Cфинкс
Михаилу Шемякину
Ужасный зверь!.. Прекрасное лицо
В нём женщину таит с глазами бездны,
Но львиные объятия железны,
И этой мощью замкнуто кольцо.
Расщеплена пленительная суть
Ощеренным нутра звериным смыслом,
И если привести загадку к числам,
В ней бесконечность можно разомкнуть.
Двуполый образ – роковая смесь
Раздвоенных частей при двуединстве,
И в обоюдном двух начал бесчинстве
Единая вина пред третьим есть.
Но в чём подмена?

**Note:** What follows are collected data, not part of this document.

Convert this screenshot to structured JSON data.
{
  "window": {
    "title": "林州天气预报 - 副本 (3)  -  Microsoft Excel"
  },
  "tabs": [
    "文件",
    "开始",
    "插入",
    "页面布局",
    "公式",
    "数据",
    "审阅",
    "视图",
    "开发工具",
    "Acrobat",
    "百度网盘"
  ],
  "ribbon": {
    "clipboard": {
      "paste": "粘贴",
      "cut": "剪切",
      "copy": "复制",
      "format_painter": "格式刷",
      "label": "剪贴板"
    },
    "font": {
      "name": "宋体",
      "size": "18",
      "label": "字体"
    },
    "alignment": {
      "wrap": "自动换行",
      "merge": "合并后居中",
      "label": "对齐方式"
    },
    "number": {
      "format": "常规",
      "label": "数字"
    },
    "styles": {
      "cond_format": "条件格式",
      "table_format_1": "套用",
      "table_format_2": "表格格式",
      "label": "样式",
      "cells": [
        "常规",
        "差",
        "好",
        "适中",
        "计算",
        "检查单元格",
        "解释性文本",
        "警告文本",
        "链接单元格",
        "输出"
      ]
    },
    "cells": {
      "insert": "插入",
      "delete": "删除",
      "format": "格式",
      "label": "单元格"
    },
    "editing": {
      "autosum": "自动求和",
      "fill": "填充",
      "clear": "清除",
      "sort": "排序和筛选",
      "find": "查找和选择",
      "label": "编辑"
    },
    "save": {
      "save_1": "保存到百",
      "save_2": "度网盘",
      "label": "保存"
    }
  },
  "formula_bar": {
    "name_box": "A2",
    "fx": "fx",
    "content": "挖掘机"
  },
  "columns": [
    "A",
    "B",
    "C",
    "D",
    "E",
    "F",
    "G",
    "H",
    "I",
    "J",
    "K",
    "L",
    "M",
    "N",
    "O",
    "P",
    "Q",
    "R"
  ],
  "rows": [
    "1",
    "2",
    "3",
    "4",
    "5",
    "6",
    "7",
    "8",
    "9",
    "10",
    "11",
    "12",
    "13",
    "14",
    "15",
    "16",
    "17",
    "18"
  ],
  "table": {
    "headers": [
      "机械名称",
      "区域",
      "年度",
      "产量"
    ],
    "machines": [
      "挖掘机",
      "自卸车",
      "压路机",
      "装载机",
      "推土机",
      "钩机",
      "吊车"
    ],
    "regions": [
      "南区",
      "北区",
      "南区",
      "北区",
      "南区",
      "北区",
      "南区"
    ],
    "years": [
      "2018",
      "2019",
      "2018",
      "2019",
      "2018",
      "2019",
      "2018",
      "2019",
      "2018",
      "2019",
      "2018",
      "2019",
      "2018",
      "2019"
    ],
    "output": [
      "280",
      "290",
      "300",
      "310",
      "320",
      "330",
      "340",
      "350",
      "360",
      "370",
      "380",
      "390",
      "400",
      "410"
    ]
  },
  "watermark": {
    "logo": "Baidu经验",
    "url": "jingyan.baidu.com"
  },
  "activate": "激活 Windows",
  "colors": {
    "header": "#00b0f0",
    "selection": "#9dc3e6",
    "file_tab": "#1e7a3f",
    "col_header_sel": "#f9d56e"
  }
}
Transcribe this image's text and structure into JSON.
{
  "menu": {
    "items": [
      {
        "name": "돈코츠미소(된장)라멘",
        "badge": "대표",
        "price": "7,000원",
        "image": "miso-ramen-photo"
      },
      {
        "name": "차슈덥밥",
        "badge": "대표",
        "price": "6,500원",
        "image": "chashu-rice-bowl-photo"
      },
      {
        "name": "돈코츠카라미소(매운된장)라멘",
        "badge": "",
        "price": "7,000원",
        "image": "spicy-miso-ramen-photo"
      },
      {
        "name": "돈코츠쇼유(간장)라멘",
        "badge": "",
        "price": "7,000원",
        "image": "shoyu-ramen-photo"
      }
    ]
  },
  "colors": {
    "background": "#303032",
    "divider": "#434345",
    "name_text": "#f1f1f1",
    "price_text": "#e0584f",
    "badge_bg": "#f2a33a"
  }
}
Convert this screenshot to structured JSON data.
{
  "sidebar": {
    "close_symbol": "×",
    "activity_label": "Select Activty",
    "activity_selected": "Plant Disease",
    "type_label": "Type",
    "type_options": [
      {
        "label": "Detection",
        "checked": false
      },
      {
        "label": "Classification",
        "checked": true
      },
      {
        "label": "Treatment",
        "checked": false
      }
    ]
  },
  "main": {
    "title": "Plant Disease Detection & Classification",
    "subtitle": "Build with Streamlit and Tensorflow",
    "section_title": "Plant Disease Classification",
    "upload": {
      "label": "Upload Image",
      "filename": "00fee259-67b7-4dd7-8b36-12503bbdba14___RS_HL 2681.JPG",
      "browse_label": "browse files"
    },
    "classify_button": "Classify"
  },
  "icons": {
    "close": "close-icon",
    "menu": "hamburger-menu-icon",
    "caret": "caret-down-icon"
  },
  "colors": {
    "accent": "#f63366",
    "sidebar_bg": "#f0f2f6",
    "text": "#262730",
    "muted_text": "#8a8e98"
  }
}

Сей прелестный лик
Предполагает женщину и телом,
Но лев за поясным её пределом
Предполагает жуткий львиный рык.
Власть женщины, смиряющая льва?
Иль, может, лев, глядящий нежной бездной? –
Нет. В целом зверь порукою железной
Попрал кого-то третьего права.
Кто он? – Скорей всего, конечно, лев,
Поскольку ложь лица скрывает нечто.
Итак, лицо... – Жена!.. – А ниже плеч-то!..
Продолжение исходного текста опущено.